Иван начал читать бессвязное сочинение.
– Некоторые положения можно толковать, как кому вздумается. Лишнего много. Это я не смогу подписать, потому что искажён смысл того, что я сказал на уроке. Вы, как и директор, вольно трактуете, обвиняя меня…
– Никто вас не обвиняет…
– …в каких-то умышленных злодействах против государственного строя. …Так получается. Вам хочется поймать глупого малолетнего преступника. Незнаю, почему, но я вас зауважал, полагал, что вы честный человек, поймёте, что меня оклеветал директор школы. Я же вам всё рассказал. Не стоит из каждого школьника делать антисоветчика. Вы видите, что это месть. Мы не обманывали директора. Сказали, что наконечники сделали сами. Он сказал, что так невозможно сделать, а теперь нас обвиняет в обмане и лжи. Позвонил вам. Возможно, он должен был сигнализировать. Но о чем? Не подвернулось существенного дела, решил приукрасить, чтобы показать себя стойким и верным коммунистом. Это ложь. Всё ложь… Из меня делаете преступника?
– Никто не делает. Нужно разобраться… Я разбираюсь…
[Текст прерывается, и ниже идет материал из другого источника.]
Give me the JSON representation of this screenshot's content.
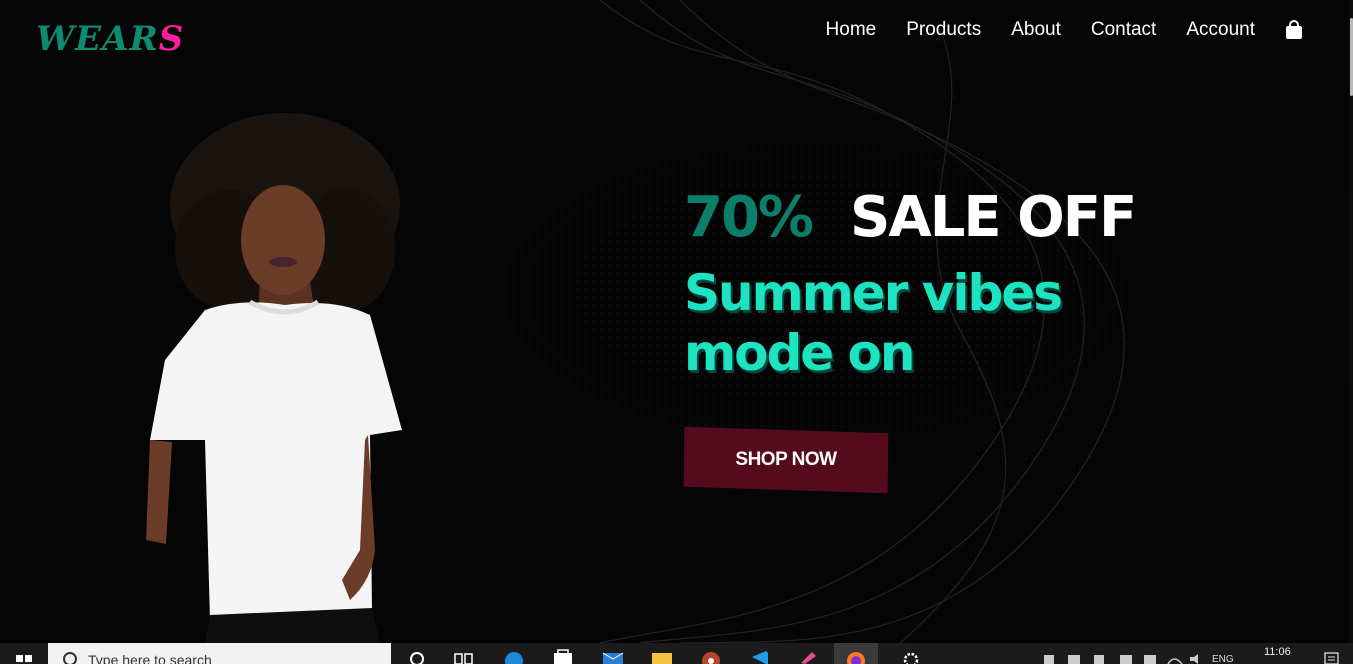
{
  "brand": {
    "logo_main": "WEAR",
    "logo_accent": "S"
  },
  "nav": {
    "items": [
      "Home",
      "Products",
      "About",
      "Contact",
      "Account"
    ],
    "cart_icon": "shopping-bag-icon"
  },
  "hero": {
    "percent": "70%",
    "sale_text": "SALE OFF",
    "headline_line1": "Summer vibes",
    "headline_line2": "mode on",
    "cta": "SHOP NOW"
  },
  "taskbar": {
    "search_placeholder": "Type here to search",
    "language": "ENG",
    "time": "11:06"
  },
  "colors": {
    "background": "#050505",
    "brand_green": "#0d8b73",
    "brand_pink": "#ff1e9b",
    "headline": "#1ee3c0",
    "cta_bg": "#540b1e"
  }
}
– Я не высказывал недовольство строем, политикой партии, не агитировал за свержение строя, не призывал к революции, не расклеивал листовок. Просто высказал своё мнение, что коммунизм не построят через двадцать пять лет, так как моё сознание ещё не готово к этому. Всё. Под этим я подпишусь. Не буду спрашивать у вас мнения по этому поводу. Знаю, что вы согласны со мной. Ваша жена согласна. Маму мою прописали в этом чудесном городе лишь тогда, когда она положила в паспорт немного денег.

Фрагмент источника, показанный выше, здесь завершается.